Julien Champagne agrémente le manteau de cheminée de son laboratoire d'une magnifique planche alchimique, tirée du livre d'Henri Khunrath (1560-1605), amoureux de Théosophie et Docteur en Médecine, "Amphithéatre de l'éternelle sagesse", imprimé à Hambourg en 1595. L'édition originale comporte quatre planches et vingt quatre pages de texte latin enrichi de grec et d'hébreu. La première planche, la plus connue, montre l'alchimiste en prière dans son laboratoire. Le Rebis ou l'Androgyne est la deuxième planche, celle figurant dans le laboratoire de Julien Champagne et ci-dessous.

 

Khunrath_detail.jpg (745870 octets)

Exemplaire conservé à l'université Madison dans l'état du Wisconsin, aux Etats-Unis. Cliquer sur la photo pour accéder aux pages consacrées au livre de  Khunrath sur leur site et voir l'intégralité de cette édition originale.

 

Petit historique de cet ouvrage :

La réputée librairie parisienne spécialisée Thomas-Scheler porte à son catalogue : "On ne connaît que trois exemplaires de l'édition originale de 1595, illustrée de 4 planches seulement et imprimée sur une presse privée, sans doute à Hambourg (Bâle, Darmstadt, et l'exemplaire de Duveen, maintenant au Wisconsin). Duveen qualifiait cet ouvrage de "one of the most important books in the whole literature of theosophical alchemy and the occult sciences". A sa mort en 1605, Khunrath préparait la seconde édition de l'Amphitheatrum sapientiae. Elle fut finalement publiée quatre ans plus tard par son élève Erasmus Wolfart, avec les planches dessinées par Jan Vredeman de Vries. Elle est illustrée d'un titre gravé, du portrait de l'auteur, et de 10 gravures, dont 5 rectangulaires sur double page représentent des paysages symboliques avec texte gravé, 4 gravures allégoriques circulaires sur double page, et une petite gravure représentant une chouette à lunettes, avec texte en allemand, sceau kabbalistique de Khunrath. Théosophe de l'école de Paracelse, Khunrath expose dans cet ouvrage sa philosophie complexe, élaborée à partir de différents enseignements dont la Bible, la kabbale, l'alchimie, la magie, la médecine et l'histoire."

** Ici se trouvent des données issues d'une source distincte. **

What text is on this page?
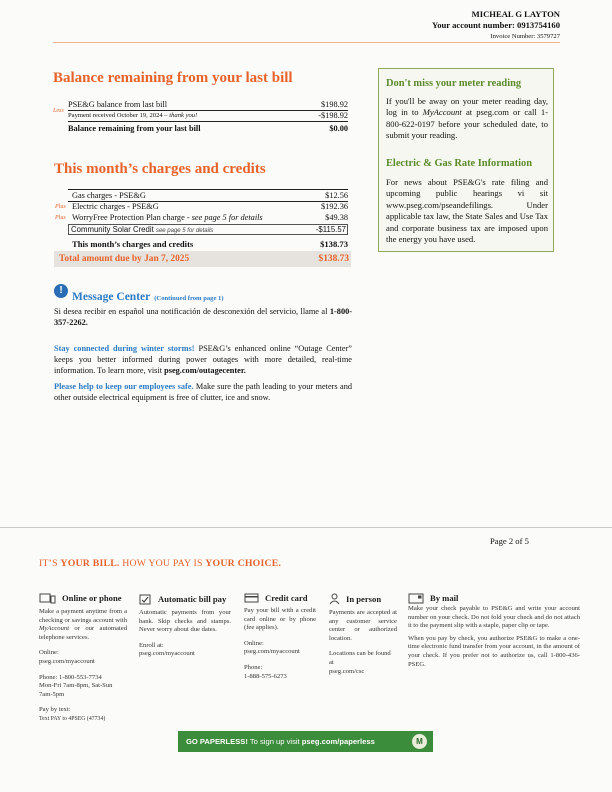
MICHEAL G LAYTON
Your account number: 0913754160
Invoice Number: 3579727
Balance remaining from your last bill
Less
PSE&G balance from last bill	$198.92
Payment received October 19, 2024 – thank you!	-$198.92
Balance remaining from your last bill	$0.00
This month’s charges and credits
Gas charges - PSE&G	$12.56
Plus Electric charges - PSE&G	$192.36
Plus WorryFree Protection Plan charge - see page 5 for details	$49.38
Community Solar Credit see page 5 for details	-$115.57
This month’s charges and credits	$138.73
Total amount due by Jan 7, 2025	$138.73
!
Message Center (Continued from page 1)
Si desea recibir en español una notificación de desconexión del servicio, llame al 1-800-357-2262.
Stay connected during winter storms! PSE&G’s enhanced online “Outage Center” keeps you better informed during power outages with more detailed, real-time information. To learn more, visit pseg.com/outagecenter.
Please help to keep our employees safe. Make sure the path leading to your meters and other outside electrical equipment is free of clutter, ice and snow.
Don't miss your meter reading
If you'll be away on your meter reading day, log in to MyAccount at pseg.com or call 1-800-622-0197 before your scheduled date, to submit your reading.
Electric & Gas Rate Information
For news about PSE&G's rate filing and upcoming public hearings vi sit www.pseg.com/pseandefilings. Under applicable tax law, the State Sales and Use Tax and corporate business tax are imposed upon the energy you have used.
Page 2 of 5
IT’S YOUR BILL. HOW YOU PAY IS YOUR CHOICE.
Online or phone
Make a payment anytime from a checking or savings account with MyAccount or our automated telephone services.
Online:
pseg.com/myaccount
Phone: 1-800-553-7734
Mon-Fri 7am-8pm, Sat-Sun 7am-5pm
Pay by text:
Text PAY to 4PSEG (47734)
Automatic bill pay
Automatic payments from your bank. Skip checks and stamps. Never worry about due dates.
Enroll at:
pseg.com/myaccount
Credit card
Pay your bill with a credit card online or by phone (fee applies).
Online:
pseg.com/myaccount
Phone:
1-888-575-6273
In person
Payments are accepted at any customer service center or authorized location.
Locations can be found at
pseg.com/csc
By mail
Make your check payable to PSE&G and write your account number on your check. Do not fold your check and do not attach it to the payment slip with a staple, paper clip or tape.
When you pay by check, you authorize PSE&G to make a one-time electronic fund transfer from your account, in the amount of your check. If you prefer not to authorize us, call 1-800-436-PSEG.
GO PAPERLESS! To sign up visit pseg.com/paperless	M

En 1898 la librairie parisienne Chacornac reproduit en phototypie les douze planches de l'ouvrage. Puis en 1900 cette même librairie offre une première traduction française complète de 182 pages, comme mentionné par le catalogue de la Bibliothèque Nationale de France.

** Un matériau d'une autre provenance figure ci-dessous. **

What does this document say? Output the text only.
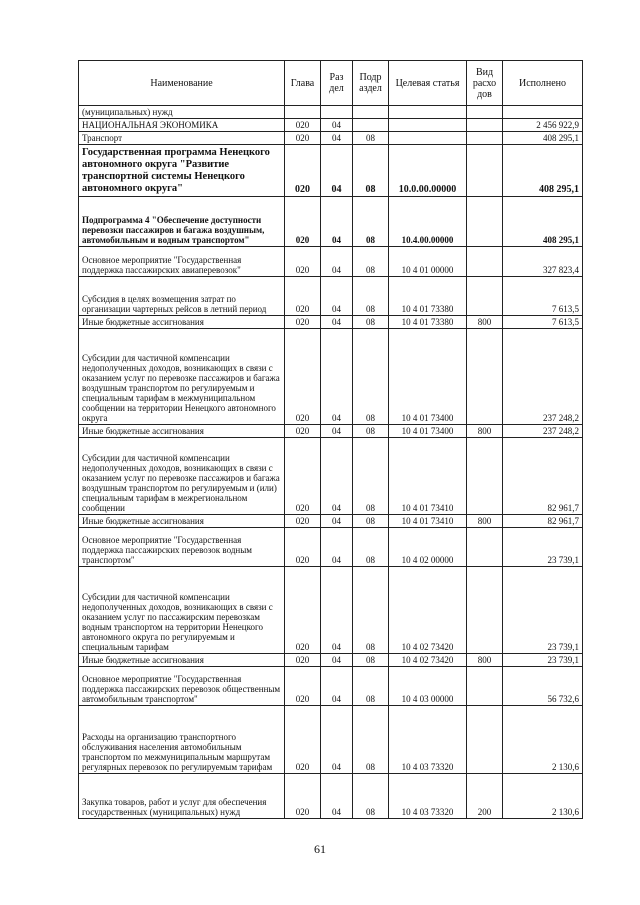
Наименование	Глава	Раз дел	Подр аздел	Целевая статья	Вид расхо дов	Исполнено
(муниципальных) нужд						
НАЦИОНАЛЬНАЯ ЭКОНОМИКА	020	04				2 456 922,9
Транспорт	020	04	08			408 295,1
Государственная программа Ненецкого автономного округа "Развитие транспортной системы Ненецкого автономного округа"	020	04	08	10.0.00.00000		408 295,1
Подпрограмма 4 "Обеспечение доступности перевозки пассажиров и багажа воздушным, автомобильным и водным транспортом"	020	04	08	10.4.00.00000		408 295,1
Основное мероприятие "Государственная поддержка пассажирских авиаперевозок"	020	04	08	10 4 01 00000		327 823,4
Субсидия в целях возмещения затрат по организации чартерных рейсов в летний период	020	04	08	10 4 01 73380		7 613,5
Иные бюджетные ассигнования	020	04	08	10 4 01 73380	800	7 613,5
Субсидии для частичной компенсации недополученных доходов, возникающих в связи с оказанием услуг по перевозке пассажиров и багажа воздушным транспортом по регулируемым и специальным тарифам в межмуниципальном сообщении на территории Ненецкого автономного округа	020	04	08	10 4 01 73400		237 248,2
Иные бюджетные ассигнования	020	04	08	10 4 01 73400	800	237 248,2
Субсидии для частичной компенсации недополученных доходов, возникающих в связи с оказанием услуг по перевозке пассажиров и багажа воздушным транспортом по регулируемым и (или) специальным тарифам в межрегиональном сообщении	020	04	08	10 4 01 73410		82 961,7
Иные бюджетные ассигнования	020	04	08	10 4 01 73410	800	82 961,7
Основное мероприятие "Государственная поддержка пассажирских перевозок водным транспортом"	020	04	08	10 4 02 00000		23 739,1
Субсидии для частичной компенсации недополученных доходов, возникающих в связи с оказанием услуг по пассажирским перевозкам водным транспортом на территории Ненецкого автономного округа по регулируемым и специальным тарифам	020	04	08	10 4 02 73420		23 739,1
Иные бюджетные ассигнования	020	04	08	10 4 02 73420	800	23 739,1
Основное мероприятие "Государственная поддержка пассажирских перевозок общественным автомобильным транспортом"	020	04	08	10 4 03 00000		56 732,6
Расходы на организацию транспортного обслуживания населения автомобильным транспортом по межмуниципальным маршрутам регулярных перевозок по регулируемым тарифам	020	04	08	10 4 03 73320		2 130,6
Закупка товаров, работ и услуг для обеспечения государственных (муниципальных) нужд	020	04	08	10 4 03 73320	200	2 130,6
61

La gravure du laboratoire de Julien Champagne est certainement issue d'une reproduction phototypique de 1898. Son format est largement supérieur au format in-8° des planches  éditées par la librairie Chacornac. A-t-il bénéficié d'un tirage spécial ?

Julien Champagne peut également trouver cette gravure dans la réédition de 1890 de l'ouvrage de Stanislas de Guaita "Essai de sciences maudites 1 Au seuil du mystère", édité par Georges Carré à Paris. Cette nouvelle édition (téléchargeable ici au format pdf) augmentée présente deux planches de Khunrath, dont la planche du "Rebis".

 

Ruah_Elohim.jpg (29949 octets)

 

Les symboles de cette planche :

Dans l'appendice ajouté à la fin de cette réédition Papus fait un commentaire (pages 125 à   147) de cet Androgyne. Il explique les trois parties cette planche alchimique, le chaos, en bas, le Rebis luni-solaire, au milieu, et l'azoth, feu animateur visible et invisible, au dessus.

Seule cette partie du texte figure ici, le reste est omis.